W związku z kolejnymi sankcjami na Rosję po jej napaści na Ukrainę, a także problemami spowodowanymi przez lockdowny w Chinach, towary z Państwa Środka przemierzają coraz bardziej skomplikowane szlaki do europejskich odbiorców. Najbardziej priorytetowe ładunki przewożone są obecnie z wykorzystaniem transportu lotniczego przez Kazachstan i Dubaj, ale loty trwają o 3 godz. dłużej niż poprzednio – donosi „Rzeczpospolita”. Część spedytorów rezygnuje z wysyłki ładunków koleją przez Rosję i Białoruś z powodu wojny. W tej sytuacji jedyną alternatywą dla Nowego Jedwabnego Szlaku pozostaje szlak intermodalny przez Kazachstan, Azerbejdżan, Gruzję i Turcję.
– Pod względem cenowym połączenie Środkowe Chiny-Stambuł jest na podobnym poziomie, co północne połączenie Środkowe Chiny-Małaszewicze. Musimy jednak pamiętać, że towar z portu w Stambule należy dostarczyć jeszcze do finalnych destynacji, co generuje dodatkowe koszty – komentował Robert Roszko, dyrektor operacyjny Rohlig Suus Logistics.

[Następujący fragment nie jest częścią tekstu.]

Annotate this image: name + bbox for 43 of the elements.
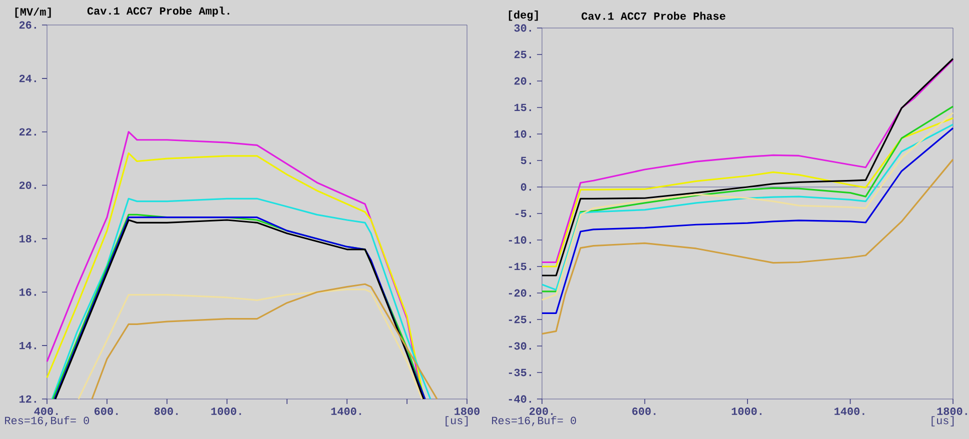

Sytuacji nie uratuje transport oceaniczny, gdyż wciąż pogłębia się kongestia w chińskich portach – tym razem z powodu kolejnych lockdownów. Jak wynika z danych firmy FourKites, wielkość przeładunków w Szanghaju między 12 a 28 marca spadła aż o 1/3. Z kolei liczba statków stojących na redzie Szanghaju podwoiła się w I połowie kwietnia do 118, a o tej samej porze w szczycie pandemii z ub.r. było ich prawie 3 razy mniej – wynika z danych Refinitiv. Sytuacja może fatalnie odbić się zarówno na chińskiej, jak i na światowej gospodarce, gdyż zakłócone zostały kluczowe dostawy półprzewodników i układów scalonych oraz części do smartfonów.